In the wake of the public outcry in the United States that has seen the conservative pundit Rush Limbaugh apparently compare universal health care to some sort of neo-Nazi Reich I thought I would recount a story from earlier this year. Let me make my political leanings clear from the outset: I am a neocon. Having supported the Cheney-Rumsfeld-Bush triumvirate and their Iraq and Afghanistan interventions I have duly enraged thousands who listen to me on the BBC and watch me on Sky and Press TV. Notwithstanding this my views on universal health care are strictly Socialist.

...

In mid-November my close friend Dee rang to tell me she was feeling odd. She was house-sitting for a friend in London and said she had eaten some freshly-baked soda bread from a new patisserie in St John’s Wood and had begun to feel ill. When she worsened I began to think that the bread had been destined for a Russian oligarch or Litvinenko-esque exile, as her symptoms were so severe. On day two she told me she was riven with fever and chills; I told her it was ‘flu but she said she would see a homeopath.

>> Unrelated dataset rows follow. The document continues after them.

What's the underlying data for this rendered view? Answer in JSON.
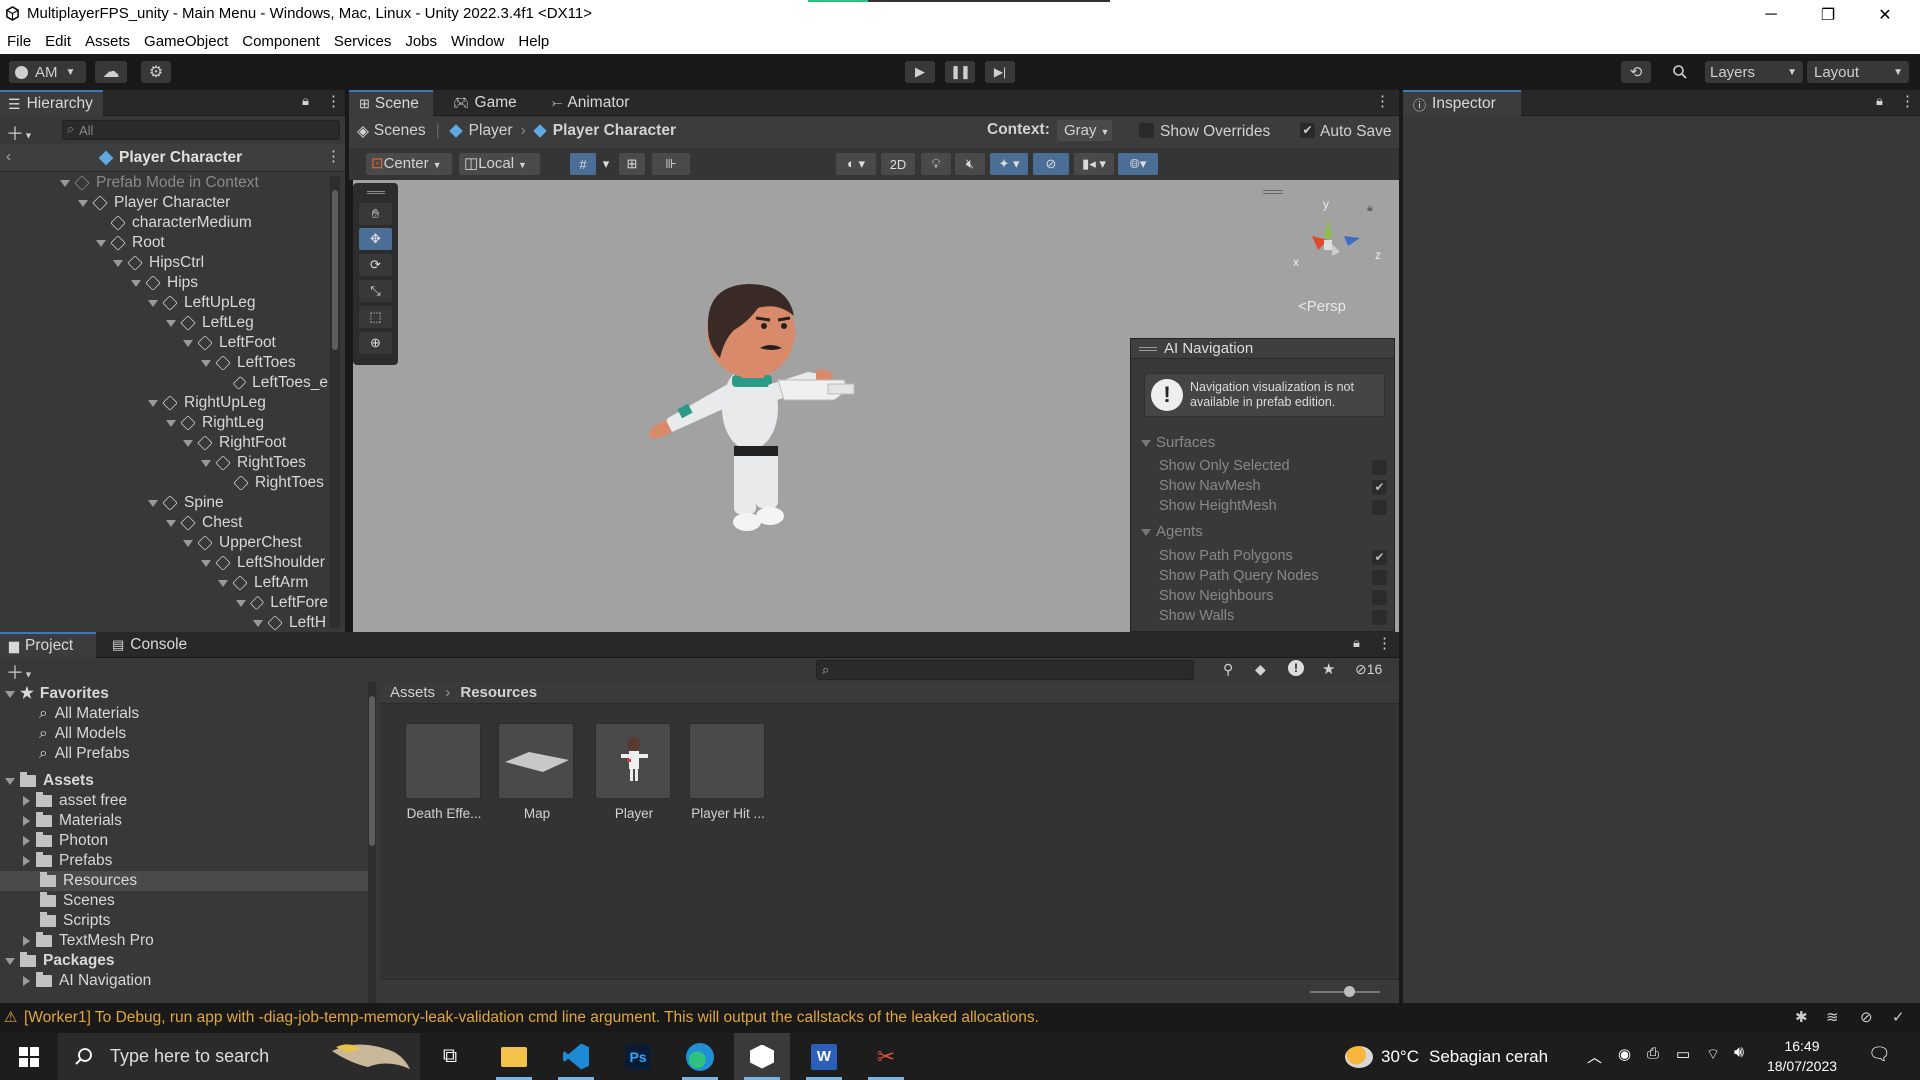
{
  "title_bar": {
    "title": "MultiplayerFPS_unity - Main Menu - Windows, Mac, Linux - Unity 2022.3.4f1 <DX11>",
    "minimize": "─",
    "maximize": "❐",
    "close": "✕"
  },
  "menu": [
    "File",
    "Edit",
    "Assets",
    "GameObject",
    "Component",
    "Services",
    "Jobs",
    "Window",
    "Help"
  ],
  "toolbar": {
    "account": "AM",
    "layers": "Layers",
    "layout": "Layout"
  },
  "hierarchy": {
    "tab": "Hierarchy",
    "search_placeholder": "All",
    "header": "Player Character",
    "items": [
      {
        "label": "Prefab Mode in Context",
        "depth": 0,
        "expanded": true,
        "muted": true
      },
      {
        "label": "Player Character",
        "depth": 1,
        "expanded": true
      },
      {
        "label": "characterMedium",
        "depth": 2,
        "leaf": true
      },
      {
        "label": "Root",
        "depth": 2,
        "expanded": true
      },
      {
        "label": "HipsCtrl",
        "depth": 3,
        "expanded": true
      },
      {
        "label": "Hips",
        "depth": 4,
        "expanded": true
      },
      {
        "label": "LeftUpLeg",
        "depth": 5,
        "expanded": true
      },
      {
        "label": "LeftLeg",
        "depth": 6,
        "expanded": true
      },
      {
        "label": "LeftFoot",
        "depth": 7,
        "expanded": true
      },
      {
        "label": "LeftToes",
        "depth": 8,
        "expanded": true
      },
      {
        "label": "LeftToes_e",
        "depth": 9,
        "leaf": true
      },
      {
        "label": "RightUpLeg",
        "depth": 5,
        "expanded": true
      },
      {
        "label": "RightLeg",
        "depth": 6,
        "expanded": true
      },
      {
        "label": "RightFoot",
        "depth": 7,
        "expanded": true
      },
      {
        "label": "RightToes",
        "depth": 8,
        "expanded": true
      },
      {
        "label": "RightToes",
        "depth": 9,
        "leaf": true
      },
      {
        "label": "Spine",
        "depth": 5,
        "expanded": true
      },
      {
        "label": "Chest",
        "depth": 6,
        "expanded": true
      },
      {
        "label": "UpperChest",
        "depth": 7,
        "expanded": true
      },
      {
        "label": "LeftShoulder",
        "depth": 8,
        "expanded": true
      },
      {
        "label": "LeftArm",
        "depth": 9,
        "expanded": true
      },
      {
        "label": "LeftFore",
        "depth": 10,
        "expanded": true
      },
      {
        "label": "LeftH",
        "depth": 11,
        "expanded": true
      }
    ]
  },
  "scene": {
    "tabs": [
      "Scene",
      "Game",
      "Animator"
    ],
    "breadcrumb": [
      "Scenes",
      "Player",
      "Player Character"
    ],
    "context_label": "Context:",
    "context_value": "Gray",
    "show_overrides": "Show Overrides",
    "auto_save": "Auto Save",
    "pivot": "Center",
    "space": "Local",
    "mode_2d": "2D",
    "persp": "Persp",
    "gizmo_axes": [
      "y",
      "x",
      "z"
    ]
  },
  "ai_navigation": {
    "title": "AI Navigation",
    "warning": "Navigation visualization is not available in prefab edition.",
    "surfaces_header": "Surfaces",
    "surfaces": [
      {
        "label": "Show Only Selected",
        "checked": false
      },
      {
        "label": "Show NavMesh",
        "checked": true
      },
      {
        "label": "Show HeightMesh",
        "checked": false
      }
    ],
    "agents_header": "Agents",
    "agents": [
      {
        "label": "Show Path Polygons",
        "checked": true
      },
      {
        "label": "Show Path Query Nodes",
        "checked": false
      },
      {
        "label": "Show Neighbours",
        "checked": false
      },
      {
        "label": "Show Walls",
        "checked": false
      }
    ]
  },
  "inspector": {
    "tab": "Inspector"
  },
  "project": {
    "tabs": [
      "Project",
      "Console"
    ],
    "hidden_count": "16",
    "breadcrumb": [
      "Assets",
      "Resources"
    ],
    "favorites_header": "Favorites",
    "favorites": [
      "All Materials",
      "All Models",
      "All Prefabs"
    ],
    "assets_header": "Assets",
    "folders": [
      {
        "label": "asset free",
        "has_children": true
      },
      {
        "label": "Materials",
        "has_children": true
      },
      {
        "label": "Photon",
        "has_children": true
      },
      {
        "label": "Prefabs",
        "has_children": true
      },
      {
        "label": "Resources",
        "has_children": false,
        "selected": true
      },
      {
        "label": "Scenes",
        "has_children": false
      },
      {
        "label": "Scripts",
        "has_children": false
      },
      {
        "label": "TextMesh Pro",
        "has_children": true
      }
    ],
    "packages_header": "Packages",
    "packages": [
      "AI Navigation"
    ],
    "assets": [
      "Death Effe...",
      "Map",
      "Player",
      "Player Hit ..."
    ]
  },
  "status": {
    "message": "[Worker1] To Debug, run app with -diag-job-temp-memory-leak-validation cmd line argument. This will output the callstacks of the leaked allocations."
  },
  "taskbar": {
    "search_placeholder": "Type here to search",
    "weather_temp": "30°C",
    "weather_desc": "Sebagian cerah",
    "time": "16:49",
    "date": "18/07/2023",
    "ps_label": "Ps"
  },
  "colors": {
    "accent": "#3a79bb",
    "warning": "#e0a640",
    "scene_bg": "#a2a2a2"
  }
}
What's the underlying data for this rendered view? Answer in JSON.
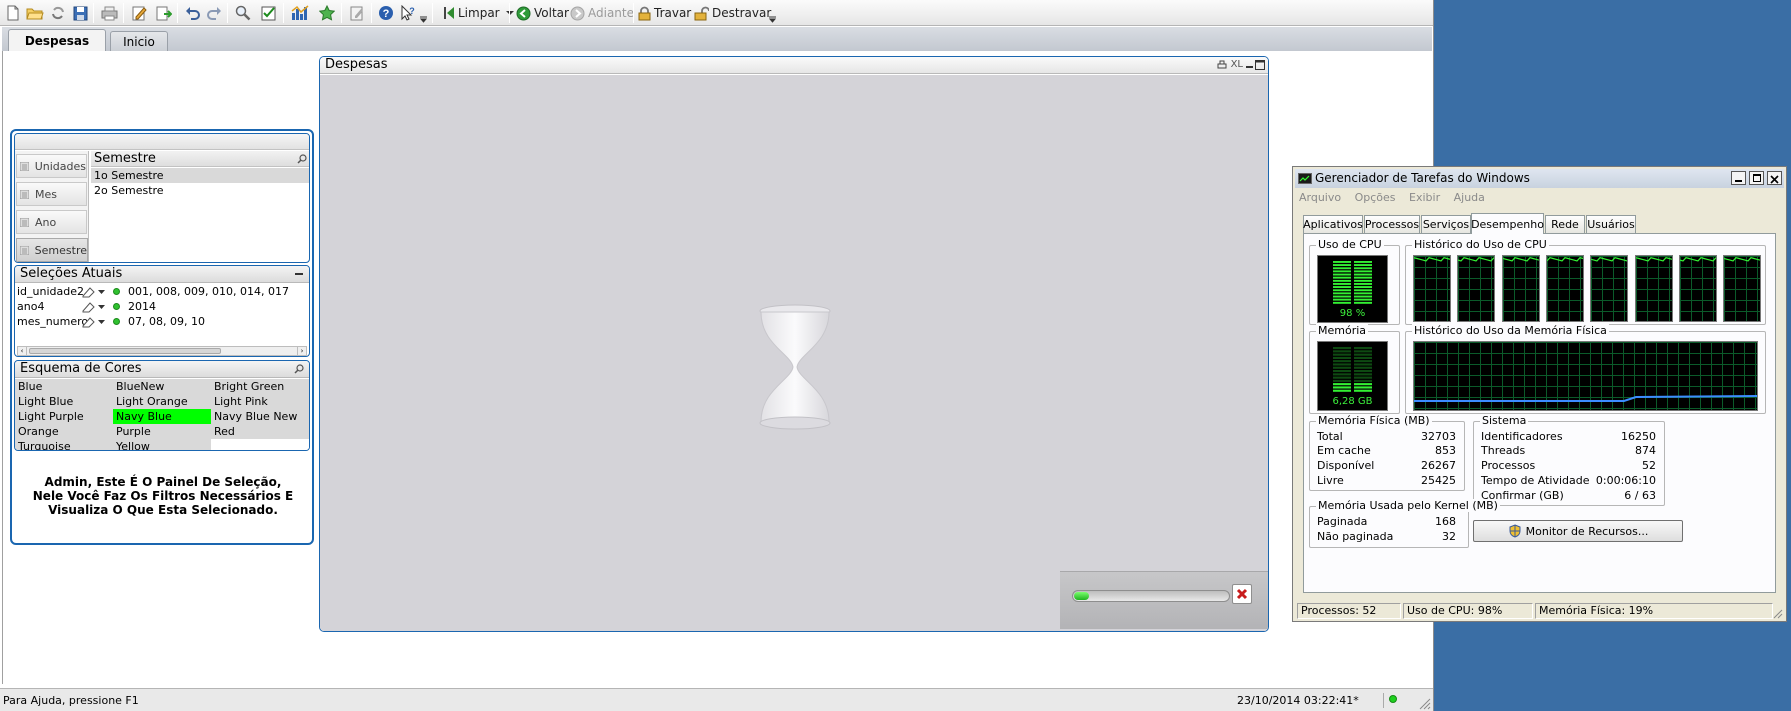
{
  "toolbar": {
    "limpar_label": "Limpar",
    "voltar_label": "Voltar",
    "adiante_label": "Adiante",
    "travar_label": "Travar",
    "destravar_label": "Destravar"
  },
  "sheet_tabs": [
    {
      "label": "Despesas",
      "active": true
    },
    {
      "label": "Inicio",
      "active": false
    }
  ],
  "despesas_chart": {
    "title": "Despesas",
    "xl_label": "XL",
    "progress": 0.1
  },
  "list_selector": {
    "tabs": [
      "Unidades",
      "Mes",
      "Ano",
      "Semestre"
    ],
    "active_tab": "Semestre",
    "list_title": "Semestre",
    "values": [
      {
        "label": "1o Semestre",
        "selected": true
      },
      {
        "label": "2o Semestre",
        "selected": false
      }
    ]
  },
  "current_selections": {
    "title": "Seleções Atuais",
    "rows": [
      {
        "field": "id_unidade2",
        "value": "001, 008, 009, 010, 014, 017"
      },
      {
        "field": "ano4",
        "value": "2014"
      },
      {
        "field": "mes_numero",
        "value": "07, 08, 09, 10"
      }
    ]
  },
  "color_scheme": {
    "title": "Esquema de Cores",
    "items": [
      [
        "Blue",
        "BlueNew",
        "Bright Green"
      ],
      [
        "Light Blue",
        "Light Orange",
        "Light Pink"
      ],
      [
        "Light Purple",
        "Navy Blue",
        "Navy Blue New"
      ],
      [
        "Orange",
        "Purple",
        "Red"
      ],
      [
        "Turquoise",
        "Yellow",
        ""
      ]
    ],
    "selected": "Navy Blue",
    "selected_color": "#00ff00"
  },
  "help_text": "Admin, Este É O Painel De Seleção, Nele Você Faz Os Filtros Necessários E Visualiza O Que Esta Selecionado.",
  "status": {
    "help": "Para Ajuda, pressione F1",
    "datetime": "23/10/2014 03:22:41*"
  },
  "task_manager": {
    "title": "Gerenciador de Tarefas do Windows",
    "menu": [
      "Arquivo",
      "Opções",
      "Exibir",
      "Ajuda"
    ],
    "tabs": [
      "Aplicativos",
      "Processos",
      "Serviços",
      "Desempenho",
      "Rede",
      "Usuários"
    ],
    "active_tab": "Desempenho",
    "cpu_label": "Uso de CPU",
    "cpu_value": "98 %",
    "cpu_fraction": 0.98,
    "cpu_history_label": "Histórico do Uso de CPU",
    "mem_label": "Memória",
    "mem_value": "6,28 GB",
    "mem_fraction": 0.19,
    "mem_history_label": "Histórico do Uso da Memória Física",
    "physical": {
      "title": "Memória Física (MB)",
      "rows": [
        {
          "k": "Total",
          "v": "32703"
        },
        {
          "k": "Em cache",
          "v": "853"
        },
        {
          "k": "Disponível",
          "v": "26267"
        },
        {
          "k": "Livre",
          "v": "25425"
        }
      ]
    },
    "system": {
      "title": "Sistema",
      "rows": [
        {
          "k": "Identificadores",
          "v": "16250"
        },
        {
          "k": "Threads",
          "v": "874"
        },
        {
          "k": "Processos",
          "v": "52"
        },
        {
          "k": "Tempo de Atividade",
          "v": "0:00:06:10"
        },
        {
          "k": "Confirmar (GB)",
          "v": "6 / 63"
        }
      ]
    },
    "kernel": {
      "title": "Memória Usada pelo Kernel (MB)",
      "rows": [
        {
          "k": "Paginada",
          "v": "168"
        },
        {
          "k": "Não paginada",
          "v": "32"
        }
      ]
    },
    "resource_monitor_label": "Monitor de Recursos...",
    "status": {
      "processes": "Processos: 52",
      "cpu": "Uso de CPU: 98%",
      "memory": "Memória Física: 19%"
    }
  }
}
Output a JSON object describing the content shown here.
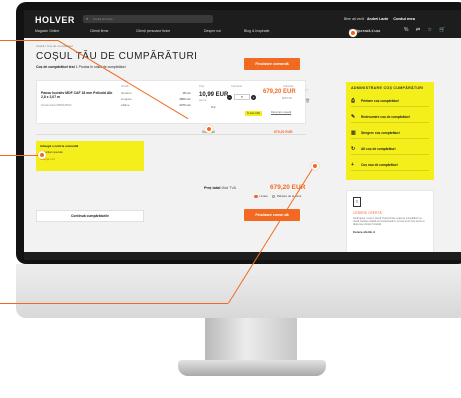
{
  "header": {
    "logo": "HOLVER",
    "search_placeholder": "Caută produse...",
    "account_prefix": "Bine ați venit",
    "account_name": "Andrei Lazăr",
    "account_link": "Contul meu",
    "nav": [
      "Magazin Online",
      "Clienți firme",
      "Clienți persoane fizice",
      "Despre noi",
      "Blog & Inspirație"
    ],
    "configure": "Configurează-ți ușa"
  },
  "main": {
    "breadcrumb": "Acasă / Coș de cumpărături",
    "title": "COȘUL TĂU DE CUMPĂRĂTURI",
    "cart_name": "Coș de cumpărături test",
    "cart_count": "1 Produs în coșul de cumpărături",
    "finalize_button": "Finalizare comandă",
    "columns": {
      "product": "",
      "details": "Detalii",
      "price": "Preț",
      "qty": "Cantitate",
      "total": "Subtotal"
    },
    "item": {
      "name": "Panou lucrativ MDF CAF 18 mm Peliculă Alb 2,8 x 2,07 m",
      "code": "Număr articol 9845125642",
      "dims": [
        {
          "label": "Grosime",
          "value": "18 mm"
        },
        {
          "label": "Lungime",
          "value": "2800 mm"
        },
        {
          "label": "Lățime",
          "value": "2070 mm"
        }
      ],
      "unit_price": "10,99 EUR",
      "unit_label": "per m²",
      "qty": "5",
      "unit": "Buc",
      "total": "679,20 EUR",
      "total_sub": "fără TVA",
      "stock": "În stoc (10)",
      "return": "Returnare ușoară"
    },
    "subtotal_label": "Subtotal",
    "subtotal_value": "679,20 EUR",
    "note": {
      "title": "Adaugă o notă la comandă",
      "text": "Instrucțiuni speciale",
      "link": "Adaugă notă"
    },
    "grand_total_label": "Preț total",
    "grand_total_tax": "fără TVA",
    "grand_total_value": "679,20 EUR",
    "radio_on": "Livrare",
    "radio_off": "Ridicare de la client",
    "continue_button": "Continuă cumpărăturile",
    "finalize_button_2": "Finalizare comandă"
  },
  "sidebar": {
    "title": "ADMINISTRARE COȘ CUMPĂRĂTURI",
    "items": [
      {
        "label": "Printare coș cumpărături",
        "icon": "printer-icon"
      },
      {
        "label": "Redenumire coș de cumpărături",
        "icon": "pencil-icon"
      },
      {
        "label": "Ștergere coș cumpărături",
        "icon": "trash-icon"
      },
      {
        "label": "Alt coș de cumpărături",
        "icon": "refresh-icon"
      },
      {
        "label": "Coș nou de cumpărături",
        "icon": "plus-icon"
      }
    ]
  },
  "offer": {
    "title": "CERERE OFERTĂ",
    "text": "Doriți ajutor, cereți o ofertă. Puteți trimite coșul de cumpărături ca ofertă. Echipa noastră vă contactează în cel mai scurt timp pentru a răspunde oricăror întrebări.",
    "link": "Cerere ofertă"
  },
  "colors": {
    "accent": "#f26a21",
    "highlight": "#f4ef1a",
    "header": "#1d1d1d"
  }
}
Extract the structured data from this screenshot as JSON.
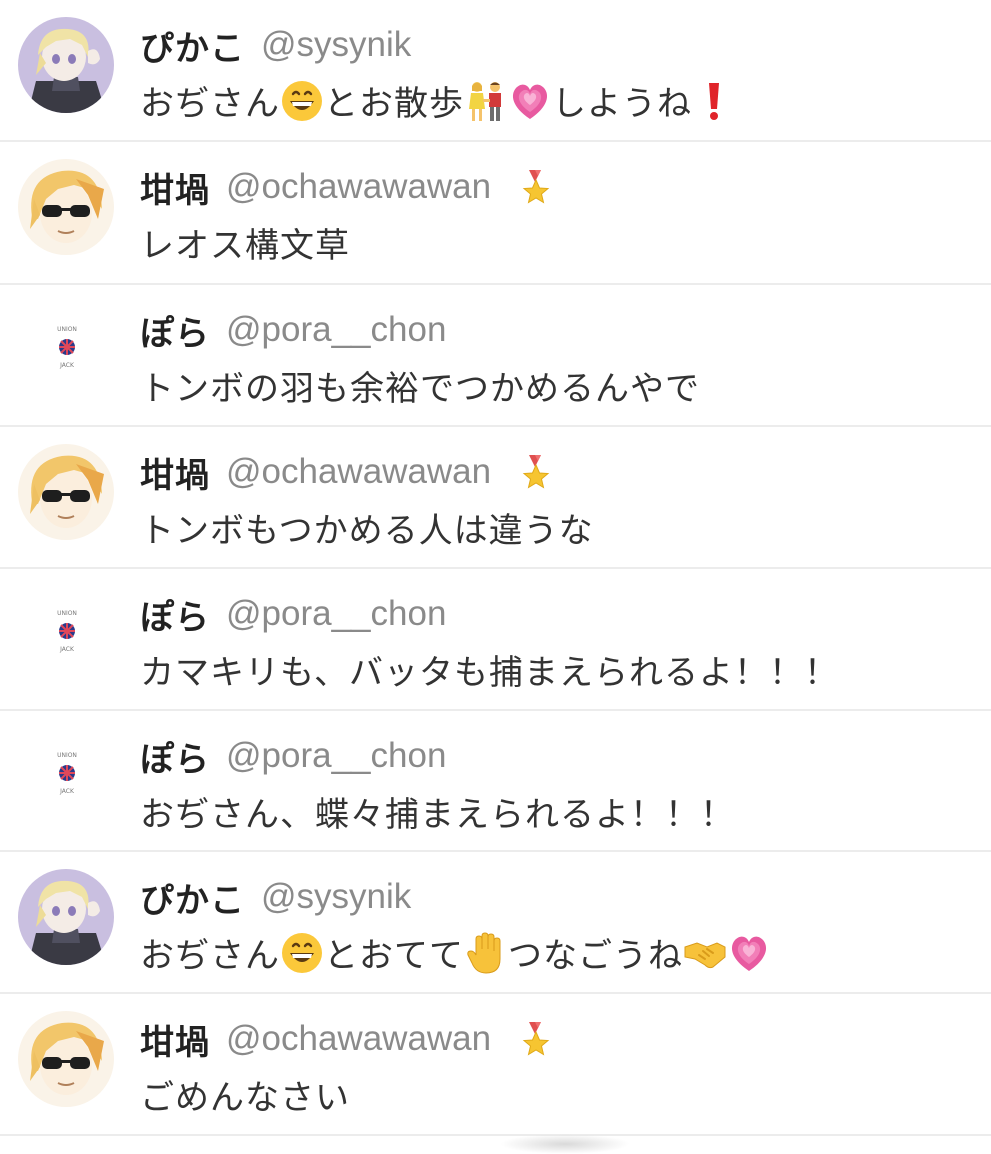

Within a day she was in hospital. She was on Life Support at St. Mary’s Hospital, where the prognosis was 50-50.

...

I will stop here for a moment and say that whenever I go public about the beauty of universal health care I am inundated with hate mail from Britons who have had to wait months for vital surgery and by Americans terrified of a bungling system being brought in to the USA. The NHS is far from perfect and there are indeed many horror stories. One can posit that there are negative scenarios in private medicine as well. How will I ever forget the beautiful manager of my local salon who at a tender age died in cardiac arrest because the ‘celebrity private hospital’ in which she was giving birth had insufficient cardiac rescue units available?

...

I have watched a miracle unfold as dozens of modestly paid but utterly devoted medical practitioners have laboured to bring my friend back from the brink. In an environment teeming with the highest levels of professionalism I have watched every aspect of life support administered with meticulous care. In the United States, Dee’s mountain of drugs, equipment support, tubes, disposables and gallons of intravenous feeds and Jevity liquid food plus plain old man and woman-hours would have cost over $1 million by now.

...

Harry Truman resented the election of Attlee and was obdurate about a postwar healthcare scheme, but had Franklin Delano Roosevelt lived he would have seen the post-war British model brought to the USA. He was a consummate politician who had managed to pass Social Security through a reactionary Congress by enlisting the skills of Republican John Gilbert Winant. FDR rewarded him with the Court of St James during the long years of war, and Winant went on to become the most beloved of any US ambassador. Now that Barack Obama is pursuing universal health care for Americans he needs to woo every ally he can enlist and will need every skill in his repertoire to amalgamate the pharmaceutical and medical insurance companies into a viable and cooperative entity. Knowing how resourceful and success-driven Americans are -- I do believe it is in their DNA -- universal health care will evolve into a better system than has ours in the United Kingdom.

Dee is a living example of the NHS at its best; Rush Limbaugh’s swastikas signified a low point in the current discourse. I urge my fellow Americans to go forward with a system that at its worst can be fixed but at its best embodies the gift of life.